A microservice is a simple, isolated entity with a concrete proposal. It is independent and works with the rest of the microservices by communicating through an agreed channel as you can see in the next picture:

For developers who are used to working on object-oriented programming, the idea of a microservice would be something like an encapsulated object working on a different machine and isolated from the other ones working on different machines too.

Following the same example as before, if we have a problem on the system to track taxis, it would be necessary to isolate all the code related to this part of the application. This is a little complex and will be explained in detail in Chapter 9, From Monolithic to Microservices, but in general terms, it is a database used exclusively by the system to track taxis, so we need to extract the part for this purpose and the code needs to be modified to work with the extracted database. Once the goal is achieved, we will have a microservice with an API (or any other channel) that can be called by the rest of the monolithic application.

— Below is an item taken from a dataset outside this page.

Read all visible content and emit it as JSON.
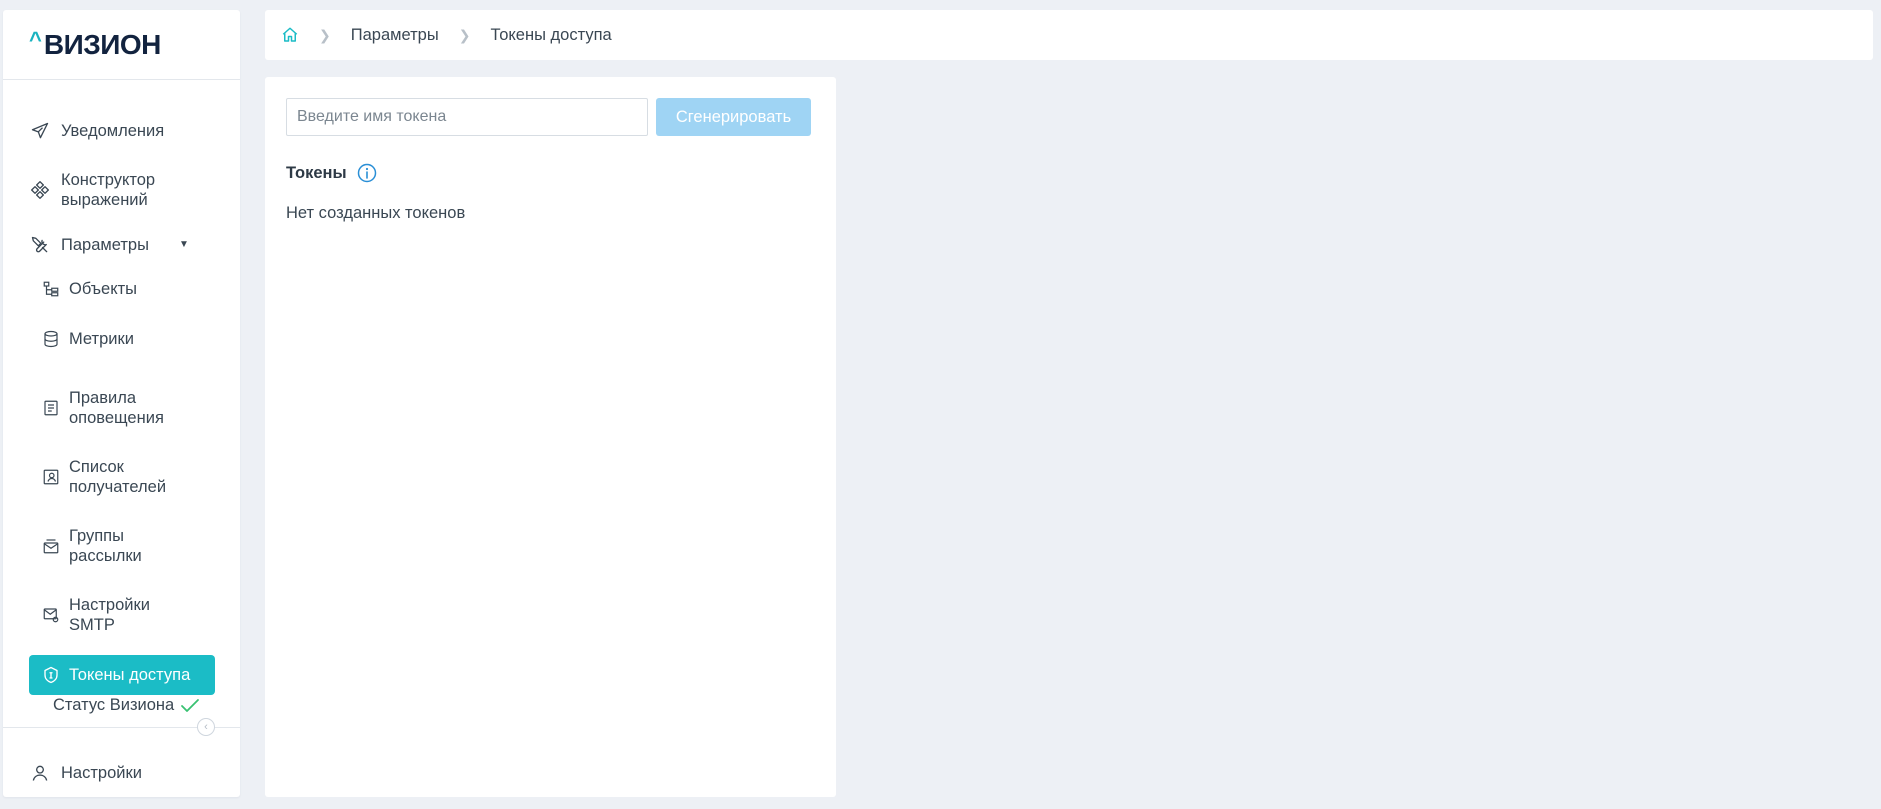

This will avoid the problems mentioned before---Joe and John can work on their own issue because once the application is divided into microservices, they will work on the customer or driver microservice. If Joe has to change code or include a new field, he will only need to change it in his own entity and John will consume the drivers API to communicate with it from the customer's part.

The scalability can be done just for this microservice, so it is not necessary to scale the entire application by spending money and resources and if the system to track taxis is down, the rest of the application will work without any problems.

Another advantage of using microservices is that they are agnostic to the language; in other words, it is possible to use different languages for each microservice. A microservice written in PHP can talk to others written in Python or Ruby because they only give the API to the rest of the microservices, so they just have to share the same interface to communicate with each other.